Key Takeaways
- Tether, the stablecoin issuer, submitted a binding, all-cash proposal to fully acquire Italian professional soccer club Juventus FC, valuing the club at over $1.1 billion.
- Exor, the Agnelli family’s holding company and majority owner for over 100 years, unanimously rejected Tether’s unsolicited bid, stating explicitly that the club and its “values are not for sale.”
- Tether’s CEO Paolo Ardoino had committed to a 1 billion euros ($1.1 billion) investment in the club’s development if the transaction completed.
Tether Submits All-Cash Bid to Acquire Juventus FC
The stablecoin kingpin, Tether, just made a stunning, all-out move to expand its empire by trying to buy the entire Italian soccer powerhouse, Juventus Football Club. Tether slapped down a binding, all-cash offer to Exor, the Agnelli family’s holding company, which controls 65.4% of the club—an ownership stake that dates back over a century.

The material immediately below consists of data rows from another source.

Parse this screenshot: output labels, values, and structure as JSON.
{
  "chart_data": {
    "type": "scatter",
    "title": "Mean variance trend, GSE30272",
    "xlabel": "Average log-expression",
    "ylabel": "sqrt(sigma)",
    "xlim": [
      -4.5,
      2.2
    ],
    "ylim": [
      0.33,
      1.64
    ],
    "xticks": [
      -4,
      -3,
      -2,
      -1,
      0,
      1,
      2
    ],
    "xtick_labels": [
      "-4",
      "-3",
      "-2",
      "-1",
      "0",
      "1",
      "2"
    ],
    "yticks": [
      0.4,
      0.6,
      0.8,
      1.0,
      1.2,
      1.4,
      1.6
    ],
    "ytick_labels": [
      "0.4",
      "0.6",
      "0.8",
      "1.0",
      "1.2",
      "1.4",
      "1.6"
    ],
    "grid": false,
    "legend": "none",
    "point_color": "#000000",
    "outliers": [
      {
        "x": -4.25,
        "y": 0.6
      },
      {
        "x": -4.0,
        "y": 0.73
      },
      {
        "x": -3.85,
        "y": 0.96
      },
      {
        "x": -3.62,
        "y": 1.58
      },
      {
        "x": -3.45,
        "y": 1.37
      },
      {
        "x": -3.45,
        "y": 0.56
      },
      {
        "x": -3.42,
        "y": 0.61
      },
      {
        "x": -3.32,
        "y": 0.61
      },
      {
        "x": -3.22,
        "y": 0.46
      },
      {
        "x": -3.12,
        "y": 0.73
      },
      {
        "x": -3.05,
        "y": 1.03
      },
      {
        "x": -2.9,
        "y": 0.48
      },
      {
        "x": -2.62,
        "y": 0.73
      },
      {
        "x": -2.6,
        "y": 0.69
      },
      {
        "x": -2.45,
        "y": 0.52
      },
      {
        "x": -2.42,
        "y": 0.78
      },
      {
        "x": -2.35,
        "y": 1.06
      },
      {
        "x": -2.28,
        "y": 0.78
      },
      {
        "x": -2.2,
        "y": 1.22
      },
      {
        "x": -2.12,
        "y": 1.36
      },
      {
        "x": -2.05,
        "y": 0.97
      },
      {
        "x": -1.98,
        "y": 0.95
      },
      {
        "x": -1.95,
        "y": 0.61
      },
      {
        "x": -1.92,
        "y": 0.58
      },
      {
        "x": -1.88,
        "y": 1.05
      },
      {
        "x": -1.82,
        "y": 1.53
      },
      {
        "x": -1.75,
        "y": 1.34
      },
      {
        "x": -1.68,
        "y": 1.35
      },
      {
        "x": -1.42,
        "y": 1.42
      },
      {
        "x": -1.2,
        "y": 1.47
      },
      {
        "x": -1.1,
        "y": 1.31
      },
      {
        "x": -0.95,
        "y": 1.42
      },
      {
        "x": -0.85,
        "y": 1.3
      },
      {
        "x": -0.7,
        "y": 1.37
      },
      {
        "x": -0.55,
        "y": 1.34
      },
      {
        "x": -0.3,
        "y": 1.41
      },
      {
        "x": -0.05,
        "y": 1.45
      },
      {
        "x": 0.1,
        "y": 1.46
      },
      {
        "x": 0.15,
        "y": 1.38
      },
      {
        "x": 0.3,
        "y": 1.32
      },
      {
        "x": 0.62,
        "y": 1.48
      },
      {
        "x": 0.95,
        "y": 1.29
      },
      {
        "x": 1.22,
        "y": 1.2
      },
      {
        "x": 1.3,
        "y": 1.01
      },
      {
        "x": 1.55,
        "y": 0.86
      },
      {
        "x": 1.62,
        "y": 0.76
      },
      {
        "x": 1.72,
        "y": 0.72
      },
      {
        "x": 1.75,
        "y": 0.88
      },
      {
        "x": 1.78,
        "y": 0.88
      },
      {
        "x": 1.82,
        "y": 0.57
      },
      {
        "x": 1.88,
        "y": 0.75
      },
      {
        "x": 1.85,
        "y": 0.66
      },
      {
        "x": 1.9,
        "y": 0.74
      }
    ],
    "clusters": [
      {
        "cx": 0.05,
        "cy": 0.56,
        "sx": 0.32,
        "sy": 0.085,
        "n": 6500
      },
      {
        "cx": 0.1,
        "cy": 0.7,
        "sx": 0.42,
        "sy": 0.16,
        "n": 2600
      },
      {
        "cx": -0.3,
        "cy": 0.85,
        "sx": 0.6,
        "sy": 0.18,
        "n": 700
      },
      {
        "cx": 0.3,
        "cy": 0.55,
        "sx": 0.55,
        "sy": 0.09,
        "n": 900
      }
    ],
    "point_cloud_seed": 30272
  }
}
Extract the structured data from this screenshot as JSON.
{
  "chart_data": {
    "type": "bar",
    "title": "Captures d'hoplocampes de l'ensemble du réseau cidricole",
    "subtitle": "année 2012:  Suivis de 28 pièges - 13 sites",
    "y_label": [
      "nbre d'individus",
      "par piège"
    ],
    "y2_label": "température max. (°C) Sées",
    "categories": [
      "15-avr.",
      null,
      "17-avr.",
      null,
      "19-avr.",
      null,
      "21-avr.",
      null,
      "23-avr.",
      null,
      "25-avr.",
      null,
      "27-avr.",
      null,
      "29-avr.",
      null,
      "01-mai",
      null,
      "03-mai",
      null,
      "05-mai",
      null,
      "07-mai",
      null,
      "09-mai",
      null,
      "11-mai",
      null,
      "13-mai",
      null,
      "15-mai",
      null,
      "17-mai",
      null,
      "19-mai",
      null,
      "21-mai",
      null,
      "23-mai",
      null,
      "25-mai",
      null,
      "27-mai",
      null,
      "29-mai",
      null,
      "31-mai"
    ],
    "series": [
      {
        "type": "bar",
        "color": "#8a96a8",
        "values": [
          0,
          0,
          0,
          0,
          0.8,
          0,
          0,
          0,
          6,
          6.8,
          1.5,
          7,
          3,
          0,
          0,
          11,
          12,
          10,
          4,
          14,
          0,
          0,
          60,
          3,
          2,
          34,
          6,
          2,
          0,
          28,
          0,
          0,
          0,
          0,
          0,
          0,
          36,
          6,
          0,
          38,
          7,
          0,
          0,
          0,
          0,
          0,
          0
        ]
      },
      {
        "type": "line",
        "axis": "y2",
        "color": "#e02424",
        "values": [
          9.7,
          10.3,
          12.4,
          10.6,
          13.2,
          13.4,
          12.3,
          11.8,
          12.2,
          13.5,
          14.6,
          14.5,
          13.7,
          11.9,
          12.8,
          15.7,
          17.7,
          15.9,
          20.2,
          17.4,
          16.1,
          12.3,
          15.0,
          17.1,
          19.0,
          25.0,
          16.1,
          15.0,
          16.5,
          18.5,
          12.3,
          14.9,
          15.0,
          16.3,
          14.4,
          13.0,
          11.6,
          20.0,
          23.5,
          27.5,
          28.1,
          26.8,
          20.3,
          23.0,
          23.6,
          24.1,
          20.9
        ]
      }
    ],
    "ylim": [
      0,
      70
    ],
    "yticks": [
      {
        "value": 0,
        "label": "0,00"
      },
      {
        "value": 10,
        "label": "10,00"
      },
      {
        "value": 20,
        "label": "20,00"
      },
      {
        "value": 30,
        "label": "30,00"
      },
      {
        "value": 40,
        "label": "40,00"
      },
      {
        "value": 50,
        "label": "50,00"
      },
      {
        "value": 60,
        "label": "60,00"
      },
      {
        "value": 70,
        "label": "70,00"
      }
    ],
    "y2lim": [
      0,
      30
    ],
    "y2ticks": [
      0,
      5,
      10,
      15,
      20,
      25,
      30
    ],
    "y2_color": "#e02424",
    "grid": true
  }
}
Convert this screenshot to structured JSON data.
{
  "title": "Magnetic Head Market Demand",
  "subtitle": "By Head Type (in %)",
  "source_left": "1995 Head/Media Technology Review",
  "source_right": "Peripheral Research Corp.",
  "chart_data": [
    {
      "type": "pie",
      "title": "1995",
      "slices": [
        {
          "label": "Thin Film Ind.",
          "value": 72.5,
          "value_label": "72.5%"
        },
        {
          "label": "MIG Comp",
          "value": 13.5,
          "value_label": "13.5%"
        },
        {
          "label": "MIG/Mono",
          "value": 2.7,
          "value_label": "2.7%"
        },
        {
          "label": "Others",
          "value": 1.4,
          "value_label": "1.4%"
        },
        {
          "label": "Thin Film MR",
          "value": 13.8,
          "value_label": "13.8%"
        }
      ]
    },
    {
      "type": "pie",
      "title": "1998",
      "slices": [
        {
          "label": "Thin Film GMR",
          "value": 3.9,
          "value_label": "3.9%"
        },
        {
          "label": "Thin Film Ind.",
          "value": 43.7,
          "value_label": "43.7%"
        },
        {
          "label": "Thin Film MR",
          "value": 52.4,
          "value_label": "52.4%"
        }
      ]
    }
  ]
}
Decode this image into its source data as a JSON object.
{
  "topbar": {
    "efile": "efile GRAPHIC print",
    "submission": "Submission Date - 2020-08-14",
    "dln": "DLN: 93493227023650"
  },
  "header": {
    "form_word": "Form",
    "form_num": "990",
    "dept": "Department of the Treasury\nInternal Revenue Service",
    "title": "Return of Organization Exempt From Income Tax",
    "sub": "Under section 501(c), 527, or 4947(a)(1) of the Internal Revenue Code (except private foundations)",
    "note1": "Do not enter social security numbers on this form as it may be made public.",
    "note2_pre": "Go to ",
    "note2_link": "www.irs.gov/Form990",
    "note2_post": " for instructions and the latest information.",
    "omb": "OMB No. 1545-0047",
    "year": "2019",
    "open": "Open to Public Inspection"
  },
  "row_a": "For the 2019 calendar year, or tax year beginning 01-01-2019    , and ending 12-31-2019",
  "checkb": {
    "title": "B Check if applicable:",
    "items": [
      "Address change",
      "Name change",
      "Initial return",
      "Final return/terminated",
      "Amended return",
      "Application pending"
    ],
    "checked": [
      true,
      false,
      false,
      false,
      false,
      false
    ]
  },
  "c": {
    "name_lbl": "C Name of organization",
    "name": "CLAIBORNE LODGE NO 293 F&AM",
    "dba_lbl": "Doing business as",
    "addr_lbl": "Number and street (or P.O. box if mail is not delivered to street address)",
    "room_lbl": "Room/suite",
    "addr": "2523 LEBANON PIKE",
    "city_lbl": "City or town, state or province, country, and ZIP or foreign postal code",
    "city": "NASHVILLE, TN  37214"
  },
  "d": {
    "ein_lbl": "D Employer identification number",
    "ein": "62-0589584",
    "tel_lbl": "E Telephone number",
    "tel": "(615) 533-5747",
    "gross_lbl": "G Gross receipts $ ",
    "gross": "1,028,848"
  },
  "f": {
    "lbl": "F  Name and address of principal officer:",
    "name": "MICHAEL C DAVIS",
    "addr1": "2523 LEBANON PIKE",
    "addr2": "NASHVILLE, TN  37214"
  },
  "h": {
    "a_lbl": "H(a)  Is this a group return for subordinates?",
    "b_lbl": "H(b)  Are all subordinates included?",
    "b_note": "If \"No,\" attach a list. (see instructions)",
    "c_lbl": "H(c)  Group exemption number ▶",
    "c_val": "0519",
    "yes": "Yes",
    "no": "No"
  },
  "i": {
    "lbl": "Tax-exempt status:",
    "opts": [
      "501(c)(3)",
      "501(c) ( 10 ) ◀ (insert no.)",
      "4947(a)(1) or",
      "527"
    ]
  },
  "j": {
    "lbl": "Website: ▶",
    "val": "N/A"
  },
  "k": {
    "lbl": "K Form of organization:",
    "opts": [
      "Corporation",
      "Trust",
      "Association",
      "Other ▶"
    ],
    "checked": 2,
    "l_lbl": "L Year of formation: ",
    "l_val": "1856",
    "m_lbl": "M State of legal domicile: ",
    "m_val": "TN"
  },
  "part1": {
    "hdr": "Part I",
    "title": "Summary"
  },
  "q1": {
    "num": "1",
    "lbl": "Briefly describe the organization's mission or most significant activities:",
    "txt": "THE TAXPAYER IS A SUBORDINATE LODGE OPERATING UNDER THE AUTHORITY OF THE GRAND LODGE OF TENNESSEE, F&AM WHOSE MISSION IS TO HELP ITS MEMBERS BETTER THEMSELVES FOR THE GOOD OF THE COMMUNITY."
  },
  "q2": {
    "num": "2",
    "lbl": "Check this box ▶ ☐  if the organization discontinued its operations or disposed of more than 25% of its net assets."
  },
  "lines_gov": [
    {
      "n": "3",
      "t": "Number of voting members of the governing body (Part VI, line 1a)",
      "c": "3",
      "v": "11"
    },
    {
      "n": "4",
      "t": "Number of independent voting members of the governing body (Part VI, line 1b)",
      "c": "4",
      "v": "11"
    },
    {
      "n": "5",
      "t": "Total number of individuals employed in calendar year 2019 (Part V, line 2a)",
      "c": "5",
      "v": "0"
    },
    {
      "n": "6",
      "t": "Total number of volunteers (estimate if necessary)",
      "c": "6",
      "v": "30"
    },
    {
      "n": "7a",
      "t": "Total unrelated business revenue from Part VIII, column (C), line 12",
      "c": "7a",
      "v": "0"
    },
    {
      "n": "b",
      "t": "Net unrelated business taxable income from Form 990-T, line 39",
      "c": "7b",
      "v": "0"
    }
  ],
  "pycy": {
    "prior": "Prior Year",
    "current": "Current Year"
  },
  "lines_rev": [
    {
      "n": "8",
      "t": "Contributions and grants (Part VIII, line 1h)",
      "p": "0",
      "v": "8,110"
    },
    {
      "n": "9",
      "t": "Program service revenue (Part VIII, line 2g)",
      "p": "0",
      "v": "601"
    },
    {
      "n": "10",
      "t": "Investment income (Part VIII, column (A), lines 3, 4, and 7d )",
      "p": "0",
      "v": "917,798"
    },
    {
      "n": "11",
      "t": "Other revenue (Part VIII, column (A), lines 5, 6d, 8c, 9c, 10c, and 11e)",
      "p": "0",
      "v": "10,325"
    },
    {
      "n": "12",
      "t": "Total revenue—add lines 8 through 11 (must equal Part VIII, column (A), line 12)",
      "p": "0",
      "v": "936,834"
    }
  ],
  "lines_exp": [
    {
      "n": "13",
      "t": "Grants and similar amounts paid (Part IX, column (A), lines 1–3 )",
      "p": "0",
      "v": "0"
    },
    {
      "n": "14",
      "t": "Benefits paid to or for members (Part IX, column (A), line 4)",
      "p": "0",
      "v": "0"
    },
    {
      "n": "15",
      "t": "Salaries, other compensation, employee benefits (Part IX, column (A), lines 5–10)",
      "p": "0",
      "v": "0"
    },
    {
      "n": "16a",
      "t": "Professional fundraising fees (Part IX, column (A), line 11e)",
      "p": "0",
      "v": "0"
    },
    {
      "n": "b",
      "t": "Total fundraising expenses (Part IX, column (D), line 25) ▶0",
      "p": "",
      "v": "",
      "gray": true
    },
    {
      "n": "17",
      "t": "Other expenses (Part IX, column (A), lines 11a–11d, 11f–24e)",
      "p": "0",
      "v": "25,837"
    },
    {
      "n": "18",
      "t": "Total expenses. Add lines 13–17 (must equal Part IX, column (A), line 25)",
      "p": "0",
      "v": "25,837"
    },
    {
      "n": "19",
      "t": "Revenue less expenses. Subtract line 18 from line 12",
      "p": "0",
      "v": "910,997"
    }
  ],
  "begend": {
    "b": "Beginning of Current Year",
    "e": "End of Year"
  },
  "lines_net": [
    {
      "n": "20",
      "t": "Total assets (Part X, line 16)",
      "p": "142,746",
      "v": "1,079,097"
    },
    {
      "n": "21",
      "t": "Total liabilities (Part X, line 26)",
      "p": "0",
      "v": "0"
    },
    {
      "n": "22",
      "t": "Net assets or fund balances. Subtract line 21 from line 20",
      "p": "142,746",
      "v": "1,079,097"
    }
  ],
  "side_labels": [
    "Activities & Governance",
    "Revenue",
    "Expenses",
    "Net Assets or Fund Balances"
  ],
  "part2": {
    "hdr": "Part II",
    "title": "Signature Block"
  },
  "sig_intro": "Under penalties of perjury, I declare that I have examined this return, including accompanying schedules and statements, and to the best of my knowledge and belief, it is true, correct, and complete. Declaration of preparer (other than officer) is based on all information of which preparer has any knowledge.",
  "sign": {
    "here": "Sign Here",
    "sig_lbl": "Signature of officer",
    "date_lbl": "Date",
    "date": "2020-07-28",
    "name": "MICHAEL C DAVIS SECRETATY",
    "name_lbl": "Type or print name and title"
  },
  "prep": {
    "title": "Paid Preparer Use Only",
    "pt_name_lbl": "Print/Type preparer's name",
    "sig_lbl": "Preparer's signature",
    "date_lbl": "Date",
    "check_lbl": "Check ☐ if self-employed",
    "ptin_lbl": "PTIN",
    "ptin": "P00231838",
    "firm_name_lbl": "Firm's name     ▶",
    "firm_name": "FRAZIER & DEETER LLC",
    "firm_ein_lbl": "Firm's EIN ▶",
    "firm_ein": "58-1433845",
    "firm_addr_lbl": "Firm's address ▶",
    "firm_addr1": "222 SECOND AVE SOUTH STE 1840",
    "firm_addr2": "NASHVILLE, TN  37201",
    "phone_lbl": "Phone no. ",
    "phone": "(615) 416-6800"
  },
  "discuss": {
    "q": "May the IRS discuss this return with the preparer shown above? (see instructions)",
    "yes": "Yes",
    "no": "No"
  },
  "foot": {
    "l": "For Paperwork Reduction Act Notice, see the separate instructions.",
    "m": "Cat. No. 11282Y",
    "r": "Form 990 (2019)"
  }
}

The offer was simple: sell us the majority stake, and we’ll then offer the same price to buy up all the remaining public shares, effectively taking control of the entire company, valued at about €1.1 billion ($1.1 billion).
This isn’t just a cold financial play. Tether CEO Paolo Ardoino publicly spoke from the heart, saying Juventus had “always been part of my life.” But the finances are equally massive: Ardoino confirmed Tether is in a “position of strong financial health” and was ready to pump an extra €1 billion ($1.1 billion) into the club for its support and development.
Exor Unanimously Rejects the Takeover Bid
Despite the significant financial offer and commitment to development, the bid was swiftly and unanimously rejected by Exor. The holding company, which prides itself on the Agnelli family’s over 100-year history with the club, publicly squashed the proposal. The answer was a quick, decisive “No.” Exor’s board immediately and unanimously rejected the “unsolicited proposal submitted by Tether” to buy up the shares.
Exor CEO John Elkann drove the point home in a direct video message to the fans, making his position crystal clear: “Juventus, our history and our values are not for sale.”
The ownership, which reaffirmed its long-standing promise not to sell shares to any third party—including Tether—demonstrated that the Agnelli family views the club as more than just an asset.
Tether’s Expanding Influence in Traditional Spheres
Tether’s full acquisition attempt followed months of increasing engagement with the club. The stablecoin issuer first bought a stake in Juventus in February and subsequently boosted its ownership to over 10% by April. In October, Tether sought to deepen its influence by nominating its deputy investment chief, Zachary Lyons, and Francesco Garino to the football club’s board of directors.
The approval of Garino’s appointment by Juventus shareholders just last month demonstrated the stablecoin firm’s successful, albeit incremental, integration into the club’s governance structures—a path that appears to be continuing despite the failure of the full takeover bid.
Final Thoughts
The crypto giant Tether put $1.1 billion cash on the table to buy Juventus FC, proving just how ambitious the industry has become. But the offer was shot down instantly by Exor! The Agnelli family’s swift and firm rejection confirms that for an institution with over a century of history, there are some things money just can’t buy. Tether’s colossal stablecoin reserves were simply no match for the emotional and historical value the family places on the club’s legacy. It was a clear message: some institutions prioritize history over capital.
Frequently Asked Questions
Who is the current owner of Juventus FC?
Exor, the holding company of the Agnelli family, which has owned the club for over 100 years.
What was the main reason Exor rejected the bid?
Exor’s CEO stated that the club’s history and values are “not for sale,” emphasizing legacy over financial valuation.
What was Tether’s financial commitment?
Tether offered to fully acquire the club and invest an additional 1 billion euros ($1.1 billion) for development.